Mal paylaşımı davası, boşanma kararının kesinleşmesinden itibaren 10 yıl içinde açılmalıdır. Kanunun belirlediği 10 yıllık süre geçtiği takdirde, mal paylaşımı talebinde bulunmak mümkün değildir.
Uygulamada boşanma davası sonuçlanmadan, ayrı bir dava ile mal paylaşımı talep edilmektedir. Bu durumda , mal paylaşımı davasına bakan mahkeme boşanma davasının kesinleşmesini beklemektedir. Boşanma davası kesinleştikten sonra Mal paylaşımı gerçekleştirilir.
.
Boşanmada Mal Paylaşımı Davası görevli Mahkeme hangisidir?
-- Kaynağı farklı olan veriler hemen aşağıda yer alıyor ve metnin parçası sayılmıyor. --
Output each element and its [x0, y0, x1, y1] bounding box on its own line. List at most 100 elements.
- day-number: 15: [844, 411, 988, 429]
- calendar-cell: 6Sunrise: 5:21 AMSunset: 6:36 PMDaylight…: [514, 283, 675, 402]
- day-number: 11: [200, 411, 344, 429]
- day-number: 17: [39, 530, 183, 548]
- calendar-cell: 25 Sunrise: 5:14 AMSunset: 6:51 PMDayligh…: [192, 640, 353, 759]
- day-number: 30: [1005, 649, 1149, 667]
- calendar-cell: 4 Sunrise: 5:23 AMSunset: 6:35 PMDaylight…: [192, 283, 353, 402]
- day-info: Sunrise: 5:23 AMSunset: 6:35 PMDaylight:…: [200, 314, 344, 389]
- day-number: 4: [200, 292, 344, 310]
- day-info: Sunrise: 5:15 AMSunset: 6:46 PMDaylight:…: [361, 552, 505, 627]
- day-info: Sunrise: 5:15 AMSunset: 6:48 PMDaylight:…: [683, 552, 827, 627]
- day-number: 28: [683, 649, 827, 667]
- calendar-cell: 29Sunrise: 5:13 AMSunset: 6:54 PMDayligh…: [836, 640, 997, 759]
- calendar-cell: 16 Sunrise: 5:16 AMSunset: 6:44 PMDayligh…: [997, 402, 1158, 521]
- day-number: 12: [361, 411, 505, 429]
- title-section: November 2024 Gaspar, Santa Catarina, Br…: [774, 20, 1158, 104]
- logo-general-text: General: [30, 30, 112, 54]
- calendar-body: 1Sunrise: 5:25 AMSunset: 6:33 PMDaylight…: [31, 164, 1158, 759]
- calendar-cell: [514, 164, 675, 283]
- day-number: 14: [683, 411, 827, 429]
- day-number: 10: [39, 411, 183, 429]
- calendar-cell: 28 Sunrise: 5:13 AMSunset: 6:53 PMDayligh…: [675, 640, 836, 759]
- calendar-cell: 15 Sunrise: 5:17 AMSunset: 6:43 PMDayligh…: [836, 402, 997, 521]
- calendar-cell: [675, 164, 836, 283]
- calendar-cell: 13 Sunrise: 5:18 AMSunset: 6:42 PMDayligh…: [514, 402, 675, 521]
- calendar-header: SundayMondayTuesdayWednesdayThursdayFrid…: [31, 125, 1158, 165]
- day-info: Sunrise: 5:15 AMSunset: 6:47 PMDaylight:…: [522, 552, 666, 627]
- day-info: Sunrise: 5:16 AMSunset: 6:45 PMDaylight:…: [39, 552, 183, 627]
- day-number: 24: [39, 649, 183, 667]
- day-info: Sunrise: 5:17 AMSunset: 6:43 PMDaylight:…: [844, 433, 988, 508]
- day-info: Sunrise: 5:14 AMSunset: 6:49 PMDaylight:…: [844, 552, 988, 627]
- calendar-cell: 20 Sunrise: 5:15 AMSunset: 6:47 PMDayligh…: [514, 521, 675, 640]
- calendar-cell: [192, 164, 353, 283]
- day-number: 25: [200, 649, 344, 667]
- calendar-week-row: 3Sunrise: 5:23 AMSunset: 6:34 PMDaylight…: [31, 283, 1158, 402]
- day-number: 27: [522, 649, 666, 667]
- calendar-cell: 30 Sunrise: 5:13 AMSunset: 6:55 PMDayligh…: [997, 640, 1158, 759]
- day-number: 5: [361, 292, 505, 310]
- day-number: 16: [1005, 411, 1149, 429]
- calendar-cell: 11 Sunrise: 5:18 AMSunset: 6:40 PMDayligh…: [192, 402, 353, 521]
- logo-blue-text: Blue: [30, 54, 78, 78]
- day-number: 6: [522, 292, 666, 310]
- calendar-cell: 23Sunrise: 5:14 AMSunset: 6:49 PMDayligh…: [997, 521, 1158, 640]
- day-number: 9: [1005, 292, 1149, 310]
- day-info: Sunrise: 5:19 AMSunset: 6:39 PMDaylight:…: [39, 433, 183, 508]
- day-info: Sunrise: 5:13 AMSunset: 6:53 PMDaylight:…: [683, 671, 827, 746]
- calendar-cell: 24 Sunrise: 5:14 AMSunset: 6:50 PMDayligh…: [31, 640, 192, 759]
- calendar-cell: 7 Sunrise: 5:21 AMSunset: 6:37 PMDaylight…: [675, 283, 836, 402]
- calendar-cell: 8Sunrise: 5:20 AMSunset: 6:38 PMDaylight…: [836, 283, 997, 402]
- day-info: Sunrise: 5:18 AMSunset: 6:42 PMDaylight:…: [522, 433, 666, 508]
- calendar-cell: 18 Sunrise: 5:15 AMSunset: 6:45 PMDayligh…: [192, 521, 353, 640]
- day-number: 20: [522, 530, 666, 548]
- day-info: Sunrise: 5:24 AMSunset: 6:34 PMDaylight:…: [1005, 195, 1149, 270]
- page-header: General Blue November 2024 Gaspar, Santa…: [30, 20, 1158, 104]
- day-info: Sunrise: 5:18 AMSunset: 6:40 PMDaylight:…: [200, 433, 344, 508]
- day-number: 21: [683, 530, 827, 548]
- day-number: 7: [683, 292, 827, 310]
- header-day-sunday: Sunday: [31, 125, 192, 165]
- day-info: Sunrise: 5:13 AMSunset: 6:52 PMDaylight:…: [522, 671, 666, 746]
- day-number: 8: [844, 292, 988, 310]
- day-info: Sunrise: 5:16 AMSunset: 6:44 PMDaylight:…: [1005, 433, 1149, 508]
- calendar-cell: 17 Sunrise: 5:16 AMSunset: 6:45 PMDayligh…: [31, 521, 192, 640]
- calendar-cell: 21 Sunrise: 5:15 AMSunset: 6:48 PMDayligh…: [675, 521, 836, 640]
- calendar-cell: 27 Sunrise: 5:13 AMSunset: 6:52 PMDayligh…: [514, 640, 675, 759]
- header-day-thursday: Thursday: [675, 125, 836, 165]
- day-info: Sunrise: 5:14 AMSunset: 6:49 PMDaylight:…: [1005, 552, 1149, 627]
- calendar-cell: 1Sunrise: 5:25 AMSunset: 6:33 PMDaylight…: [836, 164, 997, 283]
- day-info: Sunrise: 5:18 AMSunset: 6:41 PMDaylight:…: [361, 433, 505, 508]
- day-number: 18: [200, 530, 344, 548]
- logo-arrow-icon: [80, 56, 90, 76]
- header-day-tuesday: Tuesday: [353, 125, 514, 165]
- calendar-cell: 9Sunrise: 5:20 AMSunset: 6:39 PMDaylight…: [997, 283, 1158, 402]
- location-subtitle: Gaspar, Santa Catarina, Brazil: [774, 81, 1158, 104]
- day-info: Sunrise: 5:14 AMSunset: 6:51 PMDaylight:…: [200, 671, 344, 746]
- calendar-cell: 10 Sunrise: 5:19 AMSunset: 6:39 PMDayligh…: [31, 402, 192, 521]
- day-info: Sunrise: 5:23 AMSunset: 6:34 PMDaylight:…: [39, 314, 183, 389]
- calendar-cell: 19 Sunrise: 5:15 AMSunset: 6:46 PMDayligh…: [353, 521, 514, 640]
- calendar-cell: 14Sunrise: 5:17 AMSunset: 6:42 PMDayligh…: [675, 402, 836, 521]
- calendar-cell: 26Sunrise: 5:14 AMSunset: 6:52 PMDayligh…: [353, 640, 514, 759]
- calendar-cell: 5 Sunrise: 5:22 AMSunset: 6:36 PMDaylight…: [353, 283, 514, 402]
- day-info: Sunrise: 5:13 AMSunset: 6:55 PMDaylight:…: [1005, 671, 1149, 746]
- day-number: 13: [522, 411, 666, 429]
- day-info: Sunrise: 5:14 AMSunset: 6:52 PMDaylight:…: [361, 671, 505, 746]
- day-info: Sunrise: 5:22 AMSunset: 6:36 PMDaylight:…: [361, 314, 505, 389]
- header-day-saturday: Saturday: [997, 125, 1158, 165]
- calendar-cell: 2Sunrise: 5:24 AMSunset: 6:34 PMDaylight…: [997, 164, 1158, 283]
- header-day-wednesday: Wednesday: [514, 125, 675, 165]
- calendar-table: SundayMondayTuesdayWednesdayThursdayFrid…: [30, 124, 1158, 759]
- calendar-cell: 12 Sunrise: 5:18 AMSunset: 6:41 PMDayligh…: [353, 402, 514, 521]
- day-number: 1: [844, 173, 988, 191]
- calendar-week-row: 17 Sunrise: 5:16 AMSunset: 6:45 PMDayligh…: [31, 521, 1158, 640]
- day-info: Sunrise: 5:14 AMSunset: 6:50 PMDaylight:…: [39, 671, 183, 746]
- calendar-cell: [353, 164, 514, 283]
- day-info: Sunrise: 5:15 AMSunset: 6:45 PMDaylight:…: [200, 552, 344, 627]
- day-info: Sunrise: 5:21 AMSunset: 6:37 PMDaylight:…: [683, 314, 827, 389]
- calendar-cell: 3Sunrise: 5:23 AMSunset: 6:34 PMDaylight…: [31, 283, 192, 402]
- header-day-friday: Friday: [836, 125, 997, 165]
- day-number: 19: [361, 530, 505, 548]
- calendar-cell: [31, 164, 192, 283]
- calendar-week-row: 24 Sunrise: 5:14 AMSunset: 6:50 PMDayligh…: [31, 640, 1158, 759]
Boşanma halinde eşler arasında görülecek mal paylaşımı davasına bakmaya Aile Mahkemesi görevlidir.
Boşanmada Mal Paylaşımı Davası Yetkili Mahkeme hangisidir?
Mal paylaşımı davasının görüleceği yetkili mahkeme, yani davanın Türkiye’deki hangi il veya ilçede açılacağı ise şu şekilde belirlenir
-Eşlerden birinin ölümü nedeniyle mal rejimi sona ermiş ise, ölenin son ikametgahı mahkemesi mal paylaşımı davasına bakmakla yetkilidir.
- Evlilik boşanma kararı ile sona ermişse veya devam eden bir boşanma davası varsa, boşanma davasına bakmaya yetkili olan mahkeme, mal paylaşımını yapmakla da yetkilidir.
-Diğer tüm hallerde davalı eşin ikametgahında bulunan aile mahkemesi boşanmada mal paylaşımı davasına bakmaya yetkilidir.
T.C.
YARGITAY
8. HUKUK DAİRESİ
E. 2017/16903
K. 2018/9216
T. 13.3.2018
* ARTIK DEĞERE KATILMA ALACAĞI İSTEMİ ( Eklenmeden ve Denkleştirmeden Elde Edilen Miktarlar da Dahil Olmak Üzere Edinilmiş Mallarının Toplam Değerinden Bu Mallara İlişkin Borçlar Çıkarıldıktan Sonra Kalan Artık Değerin Yarısı Üzerinde Diğer Eşin Alacak Hakkı Olduğu )
* ARTIK DEĞERE KATILMA ( Her Eş veya Mirasçıların Diğer Eşe Ait Artık Değerin Yarısı Üzerinde Hak Sahibi Olduğu - Katılma Alacağı Yasa'dan Kaynaklanan Bir Hak Olup Bu Hakkı Talep Eden Eşin Gelirinin Olmasına veya Söz Konusu Mal Varlığının Edinilmesine İyileştirilmesine ya da Korunmasına Katkıda Bulunulmasına Gerek Olmadığı )
* İSPAT YÜKÜ ( Belirli Bir Malın Eşlerden Birine Ait Olduğunu İddia Eden Kimsenin İddiasını İspat Etmekle Yükümlü Olduğu - Eşlerden Hangisine Ait Olduğu İspat Edilemeyen Malların Onların Paylı Mülkiyetinde Sayılacağı - Bir Eşin Bütün Mallarının Aksi İspat Edilinceye Kadar Edinilmiş Mal Olarak Kabul Edileceği )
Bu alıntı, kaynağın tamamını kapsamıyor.